Sunday, June 7, 2009

Sunday Cubs Fact: 59 Seasons

As I was writing yesterday's post on my newest Cubs scorecard, this phrase kept going through my head, "Attention, Attention please! Have you scorecards and pencils ready and I will give you the correct lineup for today's game." Let me tell you where that phrase comes from....

The name of Bob Shepherd is familiar to many baseball fans, especially New Yorkers, as the voice of Yankee Stadium. He served as the PA announcer from 1951 - 2007, which is a pretty long run. A recording of Shepherd's voice still announces Derek Jeter each time he comes to the plate.

The name of Pat Pieper may not be as familiar to many of you, but long time Cubs fans would recognize it immediately. Pieper served as the Wrigley Field PA announcer for an amazing run of 59 years!

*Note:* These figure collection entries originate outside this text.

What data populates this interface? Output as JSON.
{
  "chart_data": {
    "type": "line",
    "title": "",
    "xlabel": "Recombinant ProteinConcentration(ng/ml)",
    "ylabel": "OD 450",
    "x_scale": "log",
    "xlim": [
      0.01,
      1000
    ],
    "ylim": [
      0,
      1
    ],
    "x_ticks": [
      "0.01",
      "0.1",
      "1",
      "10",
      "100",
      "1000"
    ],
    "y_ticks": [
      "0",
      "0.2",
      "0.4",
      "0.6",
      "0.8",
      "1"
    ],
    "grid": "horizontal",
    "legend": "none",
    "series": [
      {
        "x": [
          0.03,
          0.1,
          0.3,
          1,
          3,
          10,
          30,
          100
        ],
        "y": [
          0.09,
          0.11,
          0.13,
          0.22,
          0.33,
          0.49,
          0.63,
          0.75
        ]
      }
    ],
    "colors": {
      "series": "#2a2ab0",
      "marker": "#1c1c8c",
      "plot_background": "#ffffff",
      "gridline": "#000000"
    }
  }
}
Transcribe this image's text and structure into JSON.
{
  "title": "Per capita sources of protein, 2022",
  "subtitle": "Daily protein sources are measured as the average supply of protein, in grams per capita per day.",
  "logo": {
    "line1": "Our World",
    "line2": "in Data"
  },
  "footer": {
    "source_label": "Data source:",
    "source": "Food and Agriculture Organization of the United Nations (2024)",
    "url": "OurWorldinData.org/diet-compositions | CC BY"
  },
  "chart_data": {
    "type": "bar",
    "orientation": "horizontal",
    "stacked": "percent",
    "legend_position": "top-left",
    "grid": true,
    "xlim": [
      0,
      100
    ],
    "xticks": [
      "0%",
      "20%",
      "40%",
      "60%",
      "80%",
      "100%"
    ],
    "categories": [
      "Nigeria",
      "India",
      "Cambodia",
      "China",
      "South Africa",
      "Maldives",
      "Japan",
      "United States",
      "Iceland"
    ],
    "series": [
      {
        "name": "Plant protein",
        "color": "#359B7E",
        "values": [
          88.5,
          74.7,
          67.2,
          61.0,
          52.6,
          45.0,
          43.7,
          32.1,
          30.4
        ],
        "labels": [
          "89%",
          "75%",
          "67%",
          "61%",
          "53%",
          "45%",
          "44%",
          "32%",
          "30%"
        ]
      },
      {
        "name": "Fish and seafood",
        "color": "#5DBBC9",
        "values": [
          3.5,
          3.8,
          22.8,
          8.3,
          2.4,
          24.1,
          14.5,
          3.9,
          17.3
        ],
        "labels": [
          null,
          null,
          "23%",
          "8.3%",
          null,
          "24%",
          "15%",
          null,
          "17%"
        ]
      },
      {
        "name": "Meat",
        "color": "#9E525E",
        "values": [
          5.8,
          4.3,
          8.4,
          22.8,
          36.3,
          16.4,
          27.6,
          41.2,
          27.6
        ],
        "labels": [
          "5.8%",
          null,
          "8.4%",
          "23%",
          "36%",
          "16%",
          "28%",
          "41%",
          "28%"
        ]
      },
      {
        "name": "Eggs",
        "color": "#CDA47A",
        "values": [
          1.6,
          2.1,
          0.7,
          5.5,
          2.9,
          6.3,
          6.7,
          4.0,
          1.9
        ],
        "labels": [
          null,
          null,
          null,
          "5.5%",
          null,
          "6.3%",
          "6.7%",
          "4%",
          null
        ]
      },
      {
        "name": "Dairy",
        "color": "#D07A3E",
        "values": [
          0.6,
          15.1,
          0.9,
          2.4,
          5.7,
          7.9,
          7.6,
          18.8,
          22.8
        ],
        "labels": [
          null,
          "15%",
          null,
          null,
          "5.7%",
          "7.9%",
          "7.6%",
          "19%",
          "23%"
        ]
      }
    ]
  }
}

Pieper's association with the Cubs started in 1904, when he became a popcorn vendor at the Cubs old park, the West Side Park. In 1916 the team moved into what would become known as Wrigley Field. At the time of the move, Pieper found out that the old PA man had quit and asked for an audition. The team liked what they heard and Pat got the job. He held the job until his death after the 1974 season. For their first 59 seasons at Wrigley Field, only one man was the public address announcer!

I find it amazing that the man who announced the lineups the day Babe Ruth hit his "called shot" in the 1932 was still announcing games when I attended games at Wrigley Field (and no, I am not that old!) in the early '70's.

For the first 15 years of his PA career, Pieper used a megaphone. He would go along the foul lines and announce the lineups.

You can see Pat Pieper in the background of this picture with his megaphone

Here is the same picture, cropped and enlarged, to show Pieper.

In 1932 the Cubs installed an electric amplification system and Pieper's megaphone was retired. Strangely, he was not stationed in the press box, but instead sat along the brick wall near home plate with his microphone. He also had the job of giving baseball to the umpire when more were needed.

Here he is, with mic and scorecard in hand, seated along the brick wall

He was finally moved up to the pressbox in 1970 and worked from there his last five seasons.

Pat Pieper had a few trademark calls. His most famous was prior to the start of the game when he would say, "Attention, Attention please! Have you scorecards and pencils ready and I will give you the correct lineup for today's game." His phrasing of the word "Attention" sounded more like "Tention" and as kids, that how we would imitate it, "Tention, Tention please!"

When giving the lineups, Pieper would say the the players name and number, but never the word "number" He would say "14 Ernie Banks" not "Number 14, Ernie Banks." And if you really think about it, he is right. Saying the word "number" follower by "14" would be redundant. Of course 14 is a number, its not a letter or anythings else.

His other memorable call was just before the start of the game. Pieper would loudly announce "Play Ball" and then the Wrigley crowd would cheer and the game would begin. It's like the game couldn't start until Pat said so. And unfortunately, on many occasions the cheer for Pat's "Play Ball!" would be the only thing to cheer for all day!


  1. I am in search of a sound bit of Pat Pieper's voice.

    1. Here you go:

  2. I heard Pat Pieper announce the first big league game I ever attended, at age 15, an 18-8 blowout by the LA Dodgers at Wrigley on August 20,1974. He had a gravelly voice and I could tell he was elderly, but he galvanized the attention of the people in the stands when he announced the starting lineups. For some reason I especially remember when he growled "Jim Wynn," who was having a good year for the Dodgers, and hit one of eight home runs blasted that day. Sadly, that was one of the last games Pieper ever announced. The whole day was a wonderful memory, despite the Cubs' loss.